Aku tidak sekolah sejak kelas 2 SMK (sebenarnya kelas 1 SMK tapi tinggal kenaikan kelas) karena orang tuaku tidak mampu membiayai. Aku mencoba bekerja dari satu tempat ketempat lain. Pada bulan April tahun 2012 aku mulai kerja di Sukoharjo, jarak dan kesibukan kerja membuat hubungan kami mulai retak. Aku pernah memutuskan hubungan ini dengan dia, karena aku berpikir cinta ini tidak akan bersatu.

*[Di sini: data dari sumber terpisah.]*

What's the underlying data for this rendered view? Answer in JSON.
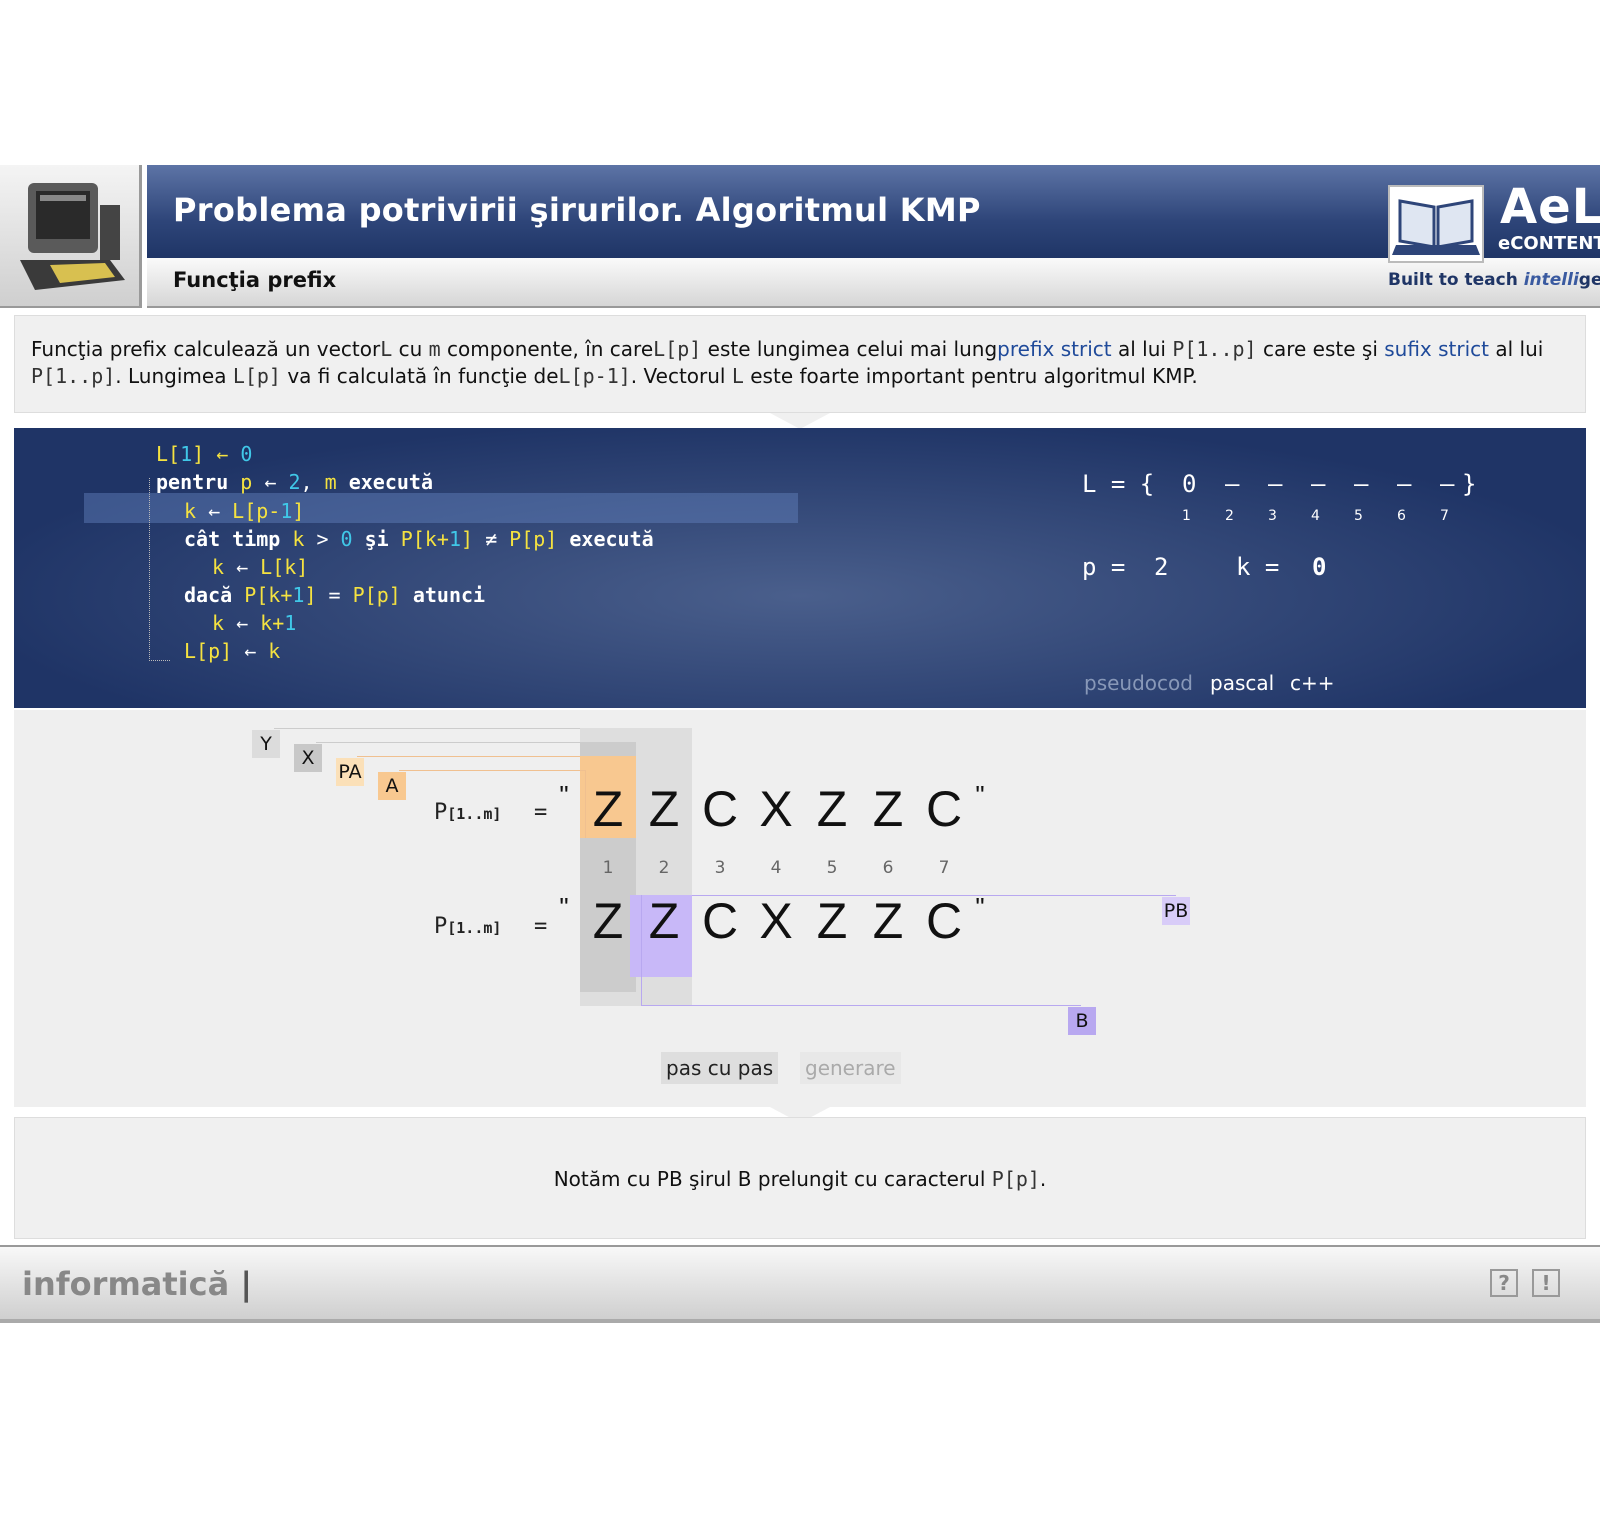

Ternyata dia tidak mau kuputuskan. Dia mulai mengancamku, ancamannya “Saya akan sms teman-temanmu dan  akan opname”. Tak hanya itu ancamannya “jika kamu tidak pulang, aku akan bilang ke orang-orang kalau kita pernah melakukan hubungan seksual berulang kali”. Ancamannya membuatku pulang. Untungnya pas hari libur juga, jadi aku bisa pulang ke Klaten. Aku menemuninya jam 10.00 WIB pagi. Dia menjadi baik sekali, lagi-lagi dia membujukku melakukan hal itu.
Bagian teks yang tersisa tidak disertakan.